After I called both companies it turned out that they were actually providing different services to your dad: Utility Warehouse was his landline provider and TalkTalk supplied his broadband. But you said he hadn’t used his broadband service for more than a decade and didn’t even have a modem so you wanted TalkTalk to refund his bills. TalkTalk believed he had all the equipment he needed to have a broadband connection in his home so it’s not clear what happened to the modem.

I asked TalkTalk when your father last used his broadband service and, while its records only date back to 2021, it confirmed that he hadn’t used it since then. It doesn’t check whether customers are using their service. It said it had sent your dad emails about his bills and, when I pointed out that he was a vulnerable customer, it said it wasn’t aware of this until January when you first got in touch.
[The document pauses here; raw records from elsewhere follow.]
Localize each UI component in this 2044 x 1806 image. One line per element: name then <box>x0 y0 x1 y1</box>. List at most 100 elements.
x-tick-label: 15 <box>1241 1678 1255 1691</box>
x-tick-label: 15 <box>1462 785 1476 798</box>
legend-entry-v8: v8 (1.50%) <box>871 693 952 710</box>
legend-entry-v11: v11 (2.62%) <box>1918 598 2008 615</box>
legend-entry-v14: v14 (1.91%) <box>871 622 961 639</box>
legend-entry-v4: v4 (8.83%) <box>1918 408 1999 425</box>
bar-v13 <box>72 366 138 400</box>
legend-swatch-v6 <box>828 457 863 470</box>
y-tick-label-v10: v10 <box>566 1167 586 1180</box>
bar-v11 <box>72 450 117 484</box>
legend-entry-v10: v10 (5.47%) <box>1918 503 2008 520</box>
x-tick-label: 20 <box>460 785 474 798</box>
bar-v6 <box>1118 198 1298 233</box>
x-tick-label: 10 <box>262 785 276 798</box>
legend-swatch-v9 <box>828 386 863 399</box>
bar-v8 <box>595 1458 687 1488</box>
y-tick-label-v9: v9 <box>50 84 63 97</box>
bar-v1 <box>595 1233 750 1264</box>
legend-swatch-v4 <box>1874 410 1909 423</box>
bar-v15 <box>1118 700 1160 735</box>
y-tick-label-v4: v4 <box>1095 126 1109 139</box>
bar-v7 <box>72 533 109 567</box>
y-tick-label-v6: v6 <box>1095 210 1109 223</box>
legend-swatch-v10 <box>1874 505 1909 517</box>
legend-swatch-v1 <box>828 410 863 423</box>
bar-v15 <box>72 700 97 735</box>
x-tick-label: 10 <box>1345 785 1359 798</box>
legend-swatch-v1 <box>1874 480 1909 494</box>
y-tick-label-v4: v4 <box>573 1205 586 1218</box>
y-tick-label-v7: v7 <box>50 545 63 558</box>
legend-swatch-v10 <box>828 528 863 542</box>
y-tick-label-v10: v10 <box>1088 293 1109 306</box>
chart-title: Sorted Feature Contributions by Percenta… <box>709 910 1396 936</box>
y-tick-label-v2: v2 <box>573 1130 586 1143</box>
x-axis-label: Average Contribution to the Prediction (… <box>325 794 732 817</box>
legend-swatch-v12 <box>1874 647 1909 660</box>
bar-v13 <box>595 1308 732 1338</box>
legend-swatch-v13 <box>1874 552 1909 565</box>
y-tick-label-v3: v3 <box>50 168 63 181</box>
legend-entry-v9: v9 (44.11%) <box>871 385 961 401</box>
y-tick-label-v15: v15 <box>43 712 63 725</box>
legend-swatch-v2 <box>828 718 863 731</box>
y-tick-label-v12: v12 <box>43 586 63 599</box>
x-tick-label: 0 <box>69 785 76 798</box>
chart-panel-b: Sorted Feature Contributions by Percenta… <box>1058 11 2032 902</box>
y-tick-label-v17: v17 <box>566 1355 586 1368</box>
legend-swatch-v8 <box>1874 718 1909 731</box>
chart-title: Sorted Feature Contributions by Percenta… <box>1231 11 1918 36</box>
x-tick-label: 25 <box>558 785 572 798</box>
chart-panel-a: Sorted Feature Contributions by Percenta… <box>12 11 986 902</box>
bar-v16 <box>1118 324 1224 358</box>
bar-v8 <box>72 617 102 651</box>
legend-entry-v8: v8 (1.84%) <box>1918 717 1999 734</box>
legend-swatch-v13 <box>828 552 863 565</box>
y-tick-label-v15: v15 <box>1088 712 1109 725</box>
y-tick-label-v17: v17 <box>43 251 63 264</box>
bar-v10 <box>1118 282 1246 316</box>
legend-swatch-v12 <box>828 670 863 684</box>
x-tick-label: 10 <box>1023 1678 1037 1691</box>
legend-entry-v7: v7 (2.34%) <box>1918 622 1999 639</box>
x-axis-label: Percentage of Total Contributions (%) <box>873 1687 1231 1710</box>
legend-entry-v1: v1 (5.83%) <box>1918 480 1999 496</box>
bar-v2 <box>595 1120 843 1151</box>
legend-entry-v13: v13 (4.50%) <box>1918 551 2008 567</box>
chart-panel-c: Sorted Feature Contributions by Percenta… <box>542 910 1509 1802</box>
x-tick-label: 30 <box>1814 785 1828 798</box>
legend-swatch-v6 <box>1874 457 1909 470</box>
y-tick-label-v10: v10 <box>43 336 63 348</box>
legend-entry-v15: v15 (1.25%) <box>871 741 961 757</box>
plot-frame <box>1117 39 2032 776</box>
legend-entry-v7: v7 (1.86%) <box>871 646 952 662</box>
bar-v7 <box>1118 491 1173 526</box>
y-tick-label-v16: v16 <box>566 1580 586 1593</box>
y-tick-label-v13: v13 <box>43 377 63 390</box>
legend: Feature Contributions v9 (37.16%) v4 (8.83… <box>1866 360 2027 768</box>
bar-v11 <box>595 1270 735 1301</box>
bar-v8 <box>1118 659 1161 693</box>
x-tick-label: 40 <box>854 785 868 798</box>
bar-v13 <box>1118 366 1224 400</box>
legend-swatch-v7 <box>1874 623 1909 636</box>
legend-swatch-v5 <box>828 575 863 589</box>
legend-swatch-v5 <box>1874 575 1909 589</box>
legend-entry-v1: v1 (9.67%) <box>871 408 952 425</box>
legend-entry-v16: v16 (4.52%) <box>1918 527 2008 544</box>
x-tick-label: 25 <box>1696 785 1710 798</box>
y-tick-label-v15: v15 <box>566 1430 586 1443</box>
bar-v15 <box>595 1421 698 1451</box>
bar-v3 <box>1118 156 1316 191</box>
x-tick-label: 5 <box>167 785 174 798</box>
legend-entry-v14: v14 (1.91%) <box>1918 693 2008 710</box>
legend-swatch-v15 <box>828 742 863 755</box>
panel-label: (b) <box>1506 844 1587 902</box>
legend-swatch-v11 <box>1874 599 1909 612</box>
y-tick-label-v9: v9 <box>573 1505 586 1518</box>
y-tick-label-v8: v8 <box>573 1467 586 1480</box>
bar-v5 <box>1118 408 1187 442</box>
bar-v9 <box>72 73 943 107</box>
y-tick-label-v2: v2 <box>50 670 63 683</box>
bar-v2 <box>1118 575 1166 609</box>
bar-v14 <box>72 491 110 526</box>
It said its service is based on availability rather than use — in other words, its service had been available to your father and it wasn’t to blame for him not using it.

TalkTalk said: “We empathise with this situation and are saddened to learn about the confusion regarding the broadband package.”

It would refund only January’s bill of £34.50 and waive a £12.50 fee, which it had charged because you had cancelled the direct debit before the final February payment had been made.

I was sorry that I couldn’t do more to help, but as your father’s attorney, I do think you might have checked his bills and bank statements when you knew he was losing mental capacity because this problem might have come to light a lot sooner.